Non-Linear Schroedinguer equation

[eljose]

Let be the NOn-linear Schroedinguer equation:

$$i\hbar \frac{\partial \psi}{\partial t}=-\hbar^{2}(2m)^{-1} \nabla ^{2} \psi + |\psi|^{3}$$

for example..the question is..how the hell do you solve it for certain boundary conditions that the Wavefunction must satisfy if you can,t apply superposition principle?...How do you express the probability of finding a particle in state a with energy E_a?..

 

[Careful]

Let be the NOn-linear Schroedinguer equation:

$$i\hbar \frac{\partial \psi}{\partial t}=-\hbar^{2}(2m)^{-1} \nabla ^{2} \psi + |\psi|^{3}$$

for example..the question is..how the hell do you solve it for certain boundary conditions that the Wavefunction must satisfy if you can,t apply superposition principle?...How do you express the probability of finding a particle in state a with energy E_a?..

A few comments :
(a) you usually find good approximations through an iteration procedure starting from a solution of the linear equation.
(b) the interesting part about non-linear equations is that soliton, ie. particle-like, solutions might exist.
(c) One should not interpret the $$\psi$$ wave associated to the NLSE as a probability density - there is however a ``clever'' way to get to the standard probablity interpretation; see ``combining relativity and quantum mechanics : Schroedingers interpretation'' A.O. Barut 1987.
(d) energy eigenstates are never observed and neither does a full dynamical treatment of the radiation degrees of freedom allow for such thing *theoretically*.

Careful

 

[denian]

The Non-Linear Schroedinger equation is a complex equation that describes the behavior of quantum systems, particularly those involving particles with mass.

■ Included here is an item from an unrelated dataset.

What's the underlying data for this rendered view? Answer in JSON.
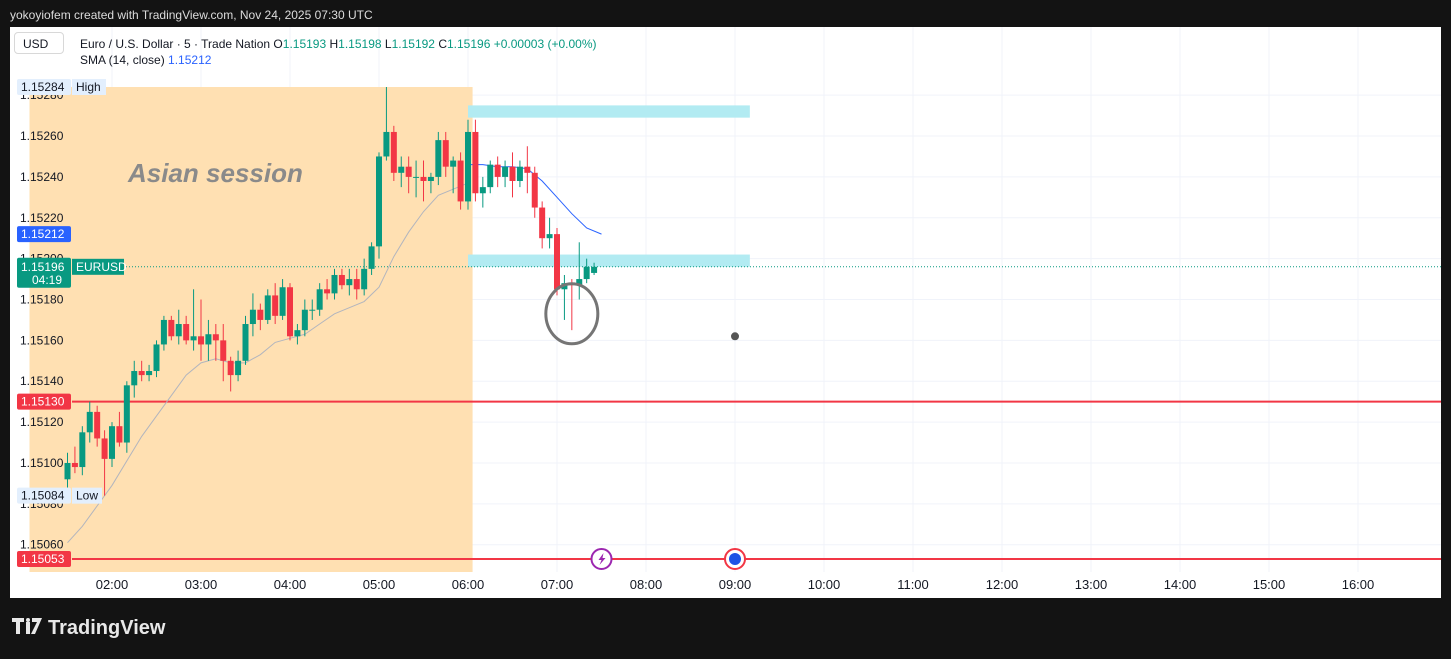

It is a non-linear version of the original Schroedinger equation, which is a fundamental equation in quantum mechanics. The Non-Linear Schroedinger equation is often used to study the dynamics of Bose-Einstein condensates and other quantum systems.

Solving the Non-Linear Schroedinger equation for specific boundary conditions can be a challenging task, as the equation is non-linear and does not allow for the application of the superposition principle. This means that the wavefunction cannot be broken down into simpler parts, making it difficult to solve for specific boundary conditions.

To express the probability of finding a particle in a certain state with energy E_a, one can use the Born rule. This rule states that the probability of finding a particle in a particular state is proportional to the square of the magnitude of the wavefunction at that point in space. In other words, the probability is given by |ψ|^2, where ψ is the wavefunction.

In order to determine the wavefunction and thus the probability, one would need to solve the Non-Linear Schroedinger equation for the given boundary conditions and then calculate the magnitude squared of the resulting wavefunction. This can be a complex and time-consuming process, but it is essential for understanding the behavior of quantum systems.

In summary, the Non-Linear Schroedinger equation is a fundamental equation in quantum mechanics that can be used to study the behavior of quantum systems. Solving it for specific boundary conditions can be challenging, and the probability of finding a particle in a certain state can be determined using the Born rule.